On Fri, Mar 20, 2015 at 6:40 PM, Jeremy Nicklas <
jnick...@gmail.com> wrote:
> In our current setup we launch a new Apache server for each user. This has
> the overwhelming benefit of having a Passenger App launch processes on our
> system as an OS-user while maintaining security through system level file
> permissions. Users won't be able to access files or executables they weren't
> already given permission to at the system-level from within the Passenger
> App.
>
> Unless I am misunderstanding how the spawning process goes this should be
> less expensive than launching an entire Apache server per user.
Spawning an application process is actually more expensive than
launching an Apache instance. Compared to most Ruby/Python/Node.js
apps, Apache is tiny and starts up very quickly, maybe in half a
second, and uses a few MB of memory. In contrast, a Rails app can take
5 seconds or longer to start, and can use 200+ MB of memory.
> So if UserA requests a Passenger App the HelperAgent would spawn a process
> under UserA's account. Then if UserB made a request to that same app then it
> would spawn a process under UserB's account. No matter how many requests
> UserA made to the app, it wouldn't spawn a new process and continue to use
> the process launched under UserA's account? Is that understanding correct?

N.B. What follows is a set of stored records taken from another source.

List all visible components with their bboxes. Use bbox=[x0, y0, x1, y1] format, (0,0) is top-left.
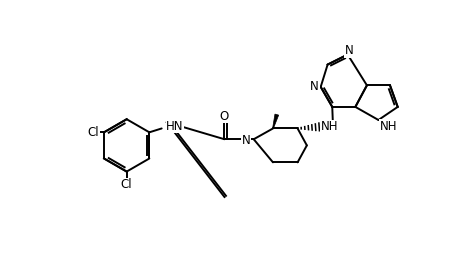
Text: NH: NH bbox=[380, 120, 397, 133]
Text: NH: NH bbox=[321, 121, 338, 133]
Text: Cl: Cl bbox=[121, 178, 133, 191]
Text: N: N bbox=[242, 134, 251, 147]
Text: O: O bbox=[220, 110, 229, 123]
Text: N: N bbox=[310, 80, 319, 93]
Polygon shape bbox=[273, 114, 279, 129]
Text: HN: HN bbox=[166, 120, 184, 133]
Text: N: N bbox=[345, 44, 353, 57]
Text: Cl: Cl bbox=[87, 126, 99, 139]
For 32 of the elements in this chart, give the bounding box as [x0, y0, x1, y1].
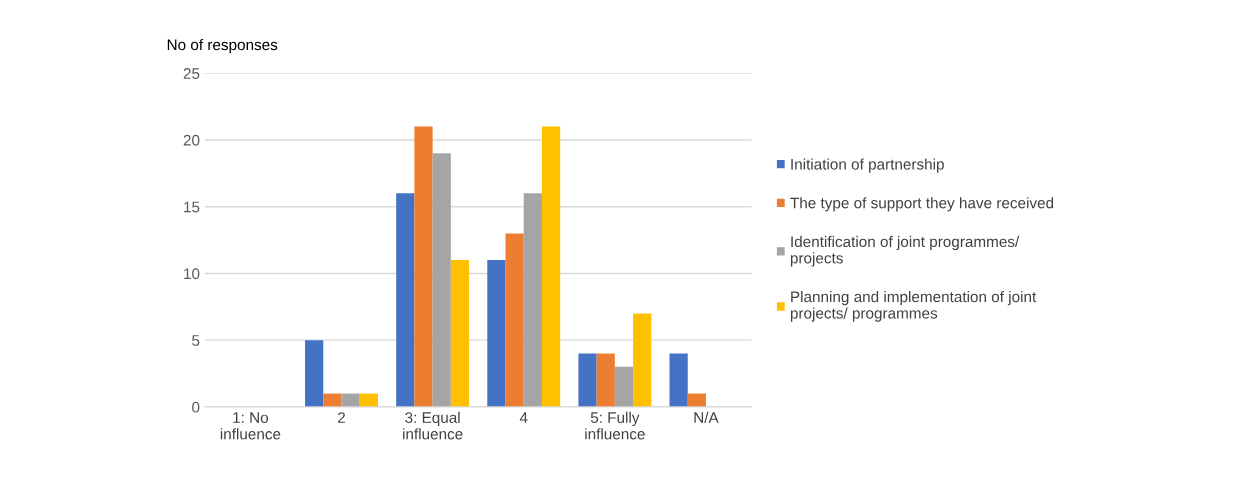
- bar: [396, 193, 415, 407]
- x-tick-label: 4: [519, 412, 528, 423]
- bar: [414, 126, 433, 407]
- bar: [305, 340, 324, 407]
- bar: [523, 193, 542, 407]
- legend-label: Planning and implementation of joint projects/ programmes: [790, 290, 1037, 322]
- bar: [487, 260, 506, 407]
- bar: [541, 126, 561, 407]
- y-tick-label: 15: [184, 201, 200, 213]
- bar: [505, 233, 524, 407]
- y-tick-label: 10: [184, 268, 200, 280]
- x-tick-label: 1: No influence: [220, 412, 281, 440]
- legend-label: Identification of joint programmes/ projects: [790, 235, 1020, 267]
- y-tick-label: 25: [183, 68, 200, 79]
- bar: [432, 153, 451, 407]
- legend-label: Initiation of partnership: [791, 158, 944, 173]
- bar: [633, 313, 652, 407]
- x-tick-label: 5: Fully influence: [585, 411, 645, 440]
- bar: [614, 366, 634, 407]
- x-tick-label: 2: [338, 412, 345, 423]
- legend-label: The type of support they have received: [790, 197, 1054, 212]
- x-tick-label: 3: Equal influence: [403, 411, 463, 440]
- x-tick-label: N/A: [694, 411, 719, 423]
- bar: [669, 353, 688, 407]
- bar: [578, 353, 597, 407]
- bar: [596, 353, 615, 407]
- y-axis-title: No of responses: [167, 38, 278, 54]
- y-tick-label: 20: [183, 134, 200, 146]
- y-tick-label: 0: [192, 401, 200, 413]
- bar: [450, 260, 470, 407]
- bar: [323, 393, 342, 407]
- y-tick-label: 5: [192, 335, 200, 346]
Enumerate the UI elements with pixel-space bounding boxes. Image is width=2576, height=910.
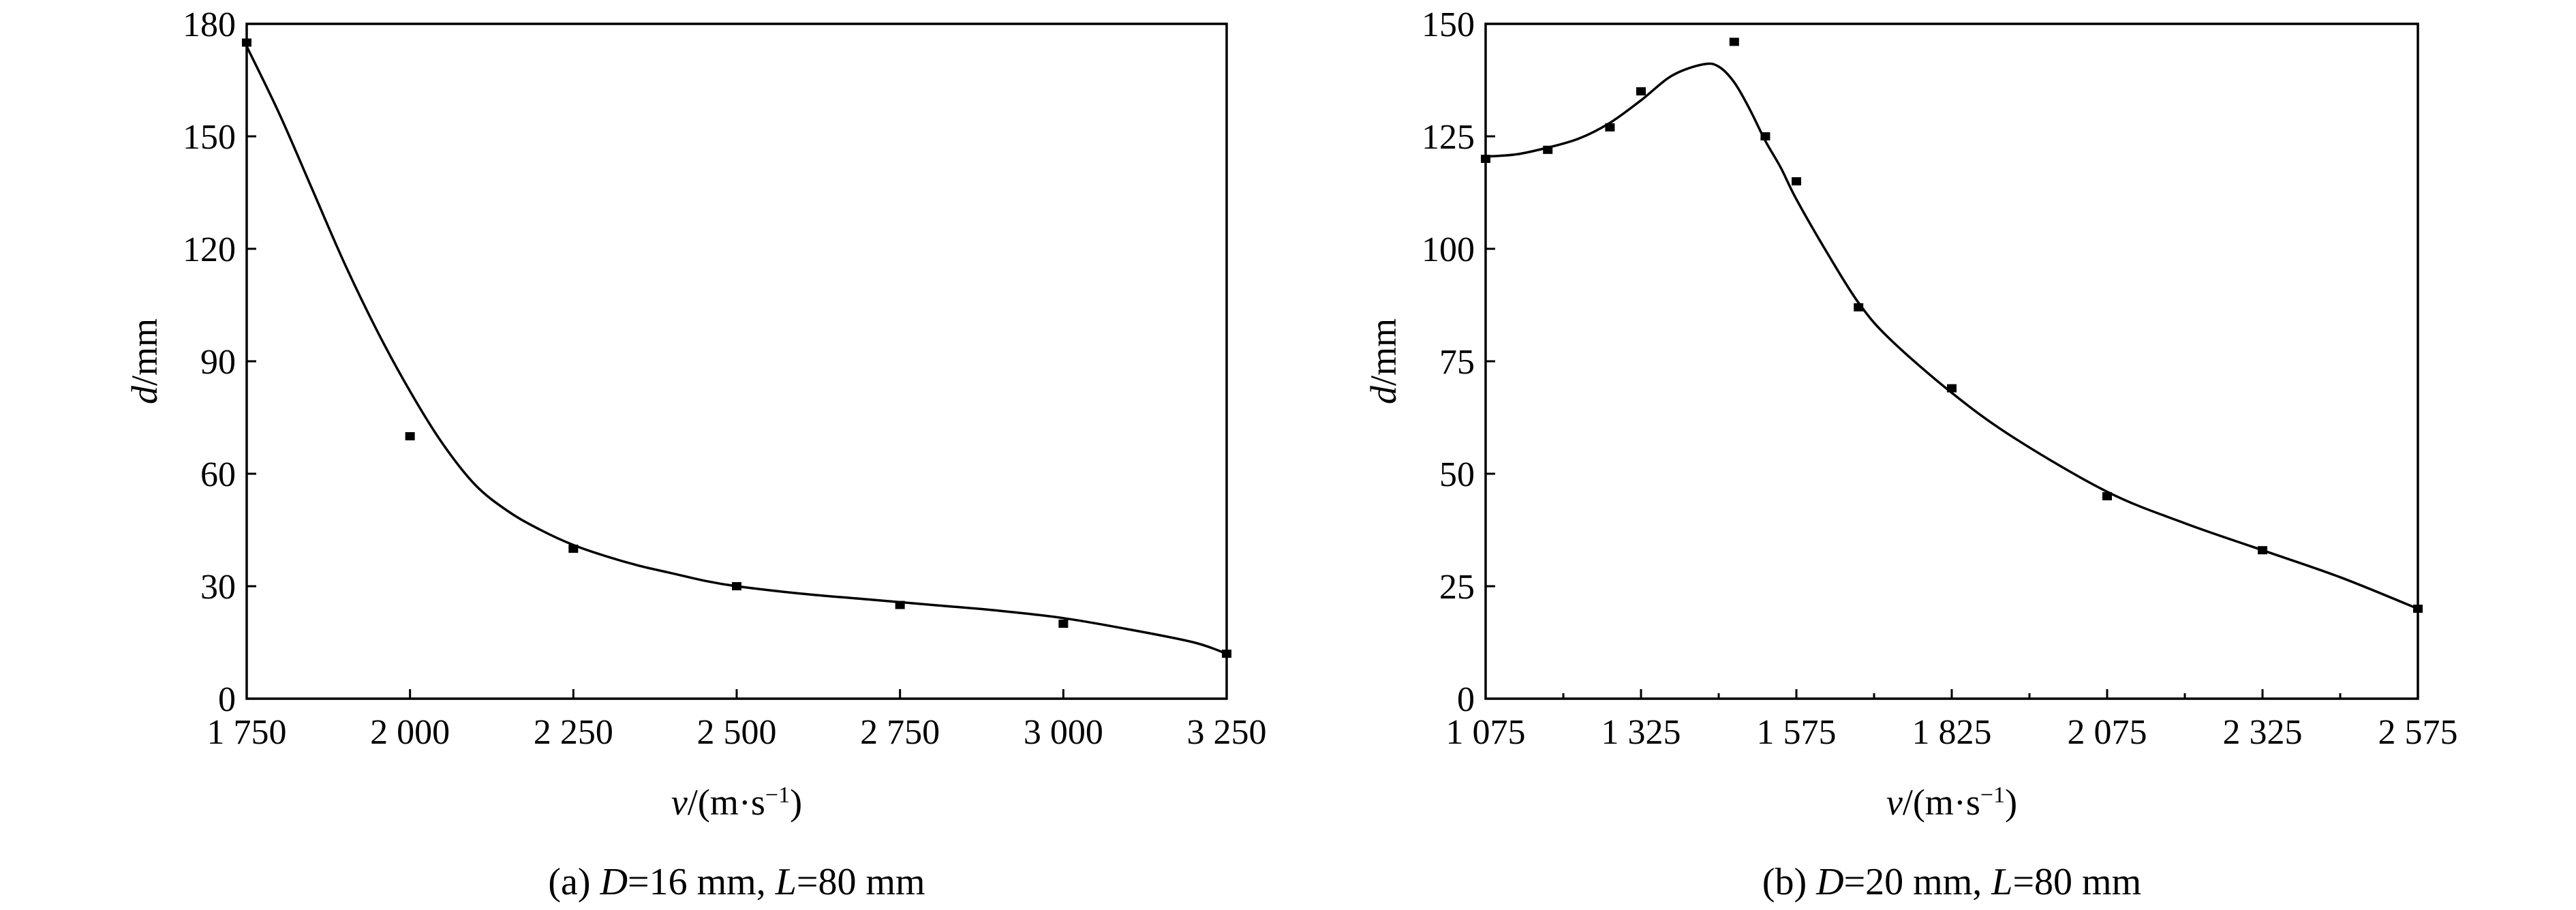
fit-curve (245, 46, 1227, 655)
label-part: /mm (1363, 318, 1404, 386)
y-tick-label: 60 (200, 455, 236, 494)
data-point (405, 432, 415, 440)
label-part: d (1363, 385, 1404, 404)
y-tick-label: 50 (1439, 455, 1475, 494)
data-point (2413, 605, 2423, 613)
x-tick-label: 1 325 (1601, 713, 1681, 752)
label-part: =80 mm (797, 861, 925, 903)
data-point (1854, 303, 1864, 312)
data-point (242, 38, 251, 47)
fit-curve (1485, 62, 2419, 610)
x-tick-label: 1 575 (1757, 713, 1837, 752)
x-tick-label: 3 000 (1024, 713, 1103, 752)
label-part: L (775, 861, 797, 903)
label-part: /(m·s (1903, 782, 1980, 823)
data-point (1222, 650, 1231, 658)
x-tick-label: 2 075 (2068, 713, 2147, 752)
label-part: D (600, 861, 628, 903)
y-tick-label: 180 (183, 5, 236, 44)
y-axis-label: d/mm (124, 318, 165, 404)
chart-panel-a: 0 30 60 90 120 150 180 1 750 2 000 2 250 2 500 2 75… (124, 5, 1267, 903)
y-tick-label: 120 (183, 230, 236, 269)
data-point (895, 601, 905, 609)
plot-frame (1484, 22, 2419, 700)
x-tick-label: 2 500 (697, 713, 777, 752)
data-point (568, 545, 579, 553)
label-part: −1 (765, 783, 790, 808)
label-part: (a) (548, 861, 600, 903)
x-tick-label: 3 250 (1187, 713, 1267, 752)
y-tick-label: 0 (218, 680, 236, 719)
data-point (732, 582, 741, 590)
label-part: d (124, 385, 165, 404)
label-part: =16 mm, (628, 861, 776, 903)
panel-caption: (a) D=16 mm, L=80 mm (548, 861, 925, 903)
label-part: v (671, 782, 688, 823)
label-part: ) (2005, 782, 2017, 823)
x-axis-label: v/(m·s−1) (1886, 782, 2017, 823)
label-part: /mm (124, 318, 165, 386)
y-tick-label: 125 (1422, 118, 1475, 157)
data-point (1058, 620, 1069, 628)
data-point (1760, 132, 1770, 140)
x-tick-label: 2 750 (860, 713, 940, 752)
label-part: (b) (1762, 861, 1816, 903)
data-point (2102, 492, 2112, 500)
data-point (1636, 87, 1646, 95)
label-part: −1 (1980, 783, 2005, 808)
chart-panel-b: 0 25 50 75 100 125 150 1 075 1 325 1 575 1 825 2 07… (1363, 5, 2458, 903)
x-tick-label: 2 575 (2378, 713, 2458, 752)
data-point (1605, 123, 1615, 132)
y-tick-label: 25 (1439, 568, 1475, 607)
x-tick-label: 1 825 (1912, 713, 1992, 752)
label-part: v (1886, 782, 1903, 823)
label-part: =80 mm (2012, 861, 2141, 903)
x-axis-label: v/(m·s−1) (671, 782, 802, 823)
x-tick-label: 1 750 (207, 713, 287, 752)
x-tick-label: 2 250 (534, 713, 613, 752)
label-part: L (1991, 861, 2012, 903)
x-tick-label: 2 000 (370, 713, 450, 752)
label-part: D (1815, 861, 1843, 903)
data-point (2258, 546, 2267, 555)
y-tick-label: 150 (183, 118, 236, 157)
y-tick-label: 75 (1439, 343, 1475, 382)
data-point (1481, 155, 1490, 163)
y-tick-label: 100 (1422, 230, 1475, 269)
label-part: /(m·s (688, 782, 765, 823)
label-part: ) (790, 782, 802, 823)
x-tick-label: 1 075 (1446, 713, 1526, 752)
x-tick-label: 2 325 (2223, 713, 2303, 752)
y-tick-label: 30 (200, 568, 236, 607)
data-point (1543, 145, 1553, 154)
y-tick-label: 90 (200, 343, 236, 382)
label-part: =20 mm, (1844, 861, 1992, 903)
data-point (1729, 37, 1739, 46)
data-point (1947, 384, 1957, 393)
y-tick-label: 150 (1422, 5, 1475, 44)
panel-caption: (b) D=20 mm, L=80 mm (1762, 861, 2141, 903)
data-point (1792, 177, 1801, 185)
y-axis-label: d/mm (1363, 318, 1404, 404)
y-tick-label: 0 (1457, 680, 1475, 719)
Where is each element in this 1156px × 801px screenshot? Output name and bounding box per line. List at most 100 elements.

That depends on your configuration. If you set PassengerMaxInstances
to 1, then yes. If not, then Passenger may decide to spawn more UserA
app processes depending on the amount of traffic.
> Or would it literally spawn a new process for UserA for every single request
> he made to the app?
No, it doesn't, because spawning a process is so expensive.
Now that I look back at your question, maybe you're not talking about
the *system* environment variables, but the *Rack/request/CGI*
environment variables. Those are two different things. REMOTE_USER is
already set in the Rack/request/CGI environment variables.